В одном таком монастыре трудник зарубил топором трудницу. Уже инокиню, после пострига… Обвинение в убийстве падает на совсем другого человека. Суд справедливо решает, что у него нет доказательств причастности данного гражданина к преступлению. Совсем другой человек, а им оказался носитель, без преувеличения, «постоянной тонкой структуры», проще говоря, художник. Чувствительная душа попадает в психобольницу. Все успешные художники похожи друг на друга. Каждый неудачник неудачлив по-своему. В новом русском лексиконе появляется слово куратор. Новые дягилевы и третьяковы начинают постигать азы искусствоведения: «До удара молотком участники аукциона ещё могут предложить новую цену, а продавец может передумать и снять лот с продажи, а после удара молотком сделка купли-продажи считается состоявшейся и изменить уже ничего нельзя…» Что касается нашего повествования, то появляются и новые принцхорны, а монография 1926 года без вести пропавшего в СССР П. И. Карпова становится настольной книгой молодого, но уже хорошо отмобилизованного отряда ценителей изрядного…
Монография Карпова
Кто у них в колясках?
Валерик
Володя
Игорёк
Анатолий
Эскиз к портрету Сапожникова
Осень
Речка Иов
Охрана свободна
Главный врач районной психиатрической больницы отложил в сторону картинки, открыл потрёпанную тетрадь, углубился в чтение дневника пациента П.:
«…один на вокзале выступает:
– На юга мы не хотим, там холера, карантин. Мы на север подались, подцепили сифились.
– Как жизнь?
– Как на генеральских погонах, вся в извилинах.

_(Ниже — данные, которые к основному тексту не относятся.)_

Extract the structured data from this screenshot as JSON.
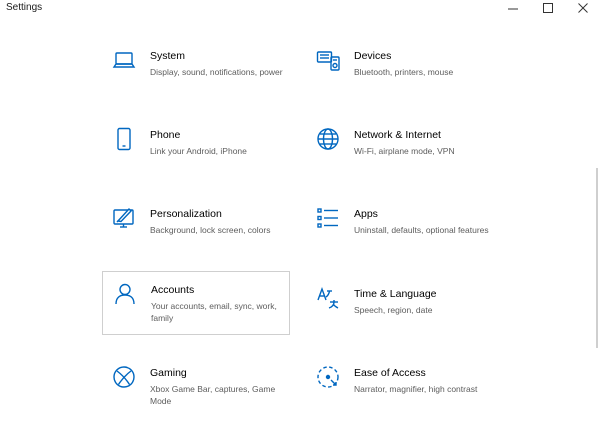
{
  "window": {
    "title": "Settings"
  },
  "colors": {
    "accent": "#0067c0",
    "text": "#000000",
    "secondary_text": "#5d5d5d",
    "selection_border": "#cfcfcf"
  },
  "tiles": [
    {
      "name": "System",
      "description": "Display, sound, notifications, power",
      "icon": "laptop-icon"
    },
    {
      "name": "Devices",
      "description": "Bluetooth, printers, mouse",
      "icon": "devices-icon"
    },
    {
      "name": "Phone",
      "description": "Link your Android, iPhone",
      "icon": "phone-icon"
    },
    {
      "name": "Network & Internet",
      "description": "Wi-Fi, airplane mode, VPN",
      "icon": "globe-icon"
    },
    {
      "name": "Personalization",
      "description": "Background, lock screen, colors",
      "icon": "personalization-icon"
    },
    {
      "name": "Apps",
      "description": "Uninstall, defaults, optional features",
      "icon": "apps-list-icon"
    },
    {
      "name": "Accounts",
      "description": "Your accounts, email, sync, work, family",
      "icon": "person-icon"
    },
    {
      "name": "Time & Language",
      "description": "Speech, region, date",
      "icon": "time-language-icon"
    },
    {
      "name": "Gaming",
      "description": "Xbox Game Bar, captures, Game Mode",
      "icon": "xbox-icon"
    },
    {
      "name": "Ease of Access",
      "description": "Narrator, magnifier, high contrast",
      "icon": "ease-of-access-icon"
    }
  ]
}
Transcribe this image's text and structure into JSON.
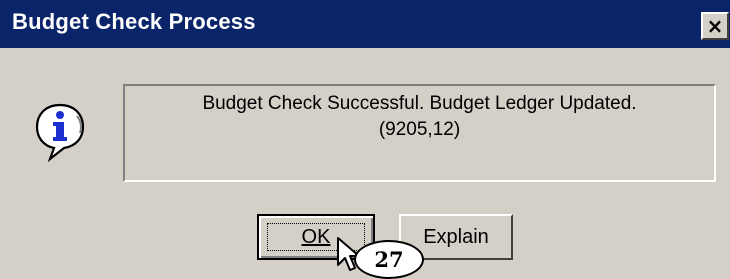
{
  "window": {
    "title": "Budget Check Process",
    "close_glyph": "×"
  },
  "message": {
    "icon": "info-icon",
    "line1": "Budget Check Successful. Budget Ledger Updated.",
    "line2": "(9205,12)"
  },
  "buttons": {
    "ok_label": "OK",
    "explain_label": "Explain"
  },
  "annotation": {
    "step_number": "27"
  },
  "colors": {
    "titlebar": "#0a246a",
    "dialog_face": "#d4d0c8",
    "icon_blue": "#1c2fd0"
  }
}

– Отец был генерал-директором тяги первого ранга – начальник путей сообщения, погоны носил. Тогда все носили: студенты, ремесленники железнодорожники. У студентов нашивались суконные погончики. Говорят, нам погоны американцы навесили по какому-то договору. Ромбы, шпалы были. Была железнодорожная милиция, по вокзалу ходил такой милиционер, как городовой, в папахе, сабля на боку. Офицеров тоже ввели. Были командиры, а офицеры это ж от царской армии, от дворян, из-за них революцию делали.
– Не подумали мужи… Перепаханы межи… Ровным строем под конвоем… Блядь. Думать надо было. Во бы жили! – сын генерал-директора тяги отмахивает рукой по горлу.
Я его пять минут послушал, как ВэПэШа кончил.
Лето какое стоит! Пекло. Всё начисто выгорело. Я три месяца в больнице провалялся. Мои приезжают, лежи, говорят, всё равно убирать нечего. Я лежу. А что делать, без позвоночника не побежишь. Грыжа позвоночника. Опасная болезнь, нога может отсохнуть. Столько времени в городе и нигде не побывал. А вы, я вижу, по орехи собрались? – случайный собеседник прекрасно видит, кто куда собрался; мы, братья-близнецы ЯстребОвы со своим младшим братцем (один из них деверь наш), дядя Миша со мной, Яша Саян (свояк наш, человек-гора, учился в одной школе с драматургом Вампиловым) – мы – по орехи, остальные – кто куда…
Этот год шишки мало. Прогуляетесь…
Так бы и стоял возле железнодорожных касс…
Тридцать шестой подошёл.
26 августа. Мысовая. Дельта Мысовки. Город Бабушкин между Ивановкой и Абрамихой. Три из трёхсот тридцати шести рек и речек впадают в Байкал, остальные вытекают. Со школы помню.
За Байкалом. Пересадка на сто тридцатый. Общий вагон. Проводнице 8 рублей. В 23.00 Татаурово. Вещи в пакгауз. Ночуем у Василия. Ястребы закупили водки, остались ночевать на вокзале. Утром двадцать седьмого с вещами на железнодорожной тележке въезжаем в ограду Василия, ждём попутного лесовоза, обедаем. Братья закусывают-перекусывают на пристани, машут кулаками возле Яшки, тот договаривается для себя с попутным ГАЗиком. Селенга. Паром. Хорошо сносит течением. Контора лесничества. Братья уже на крыльце сельсовета. Опять машут руками, пытаются достать бурятского богатыря. Младший Ястребов, Колька, носит за старшими братьями сетку водки. Саян улыбается, пьяные ничего с ним не сделают. Лесничий Николай Николаевич идёт в резиновых сапогах по дорожке к сельсовету, рядом с ним катится по траве на велосипеде дядя Миша, брат мамы.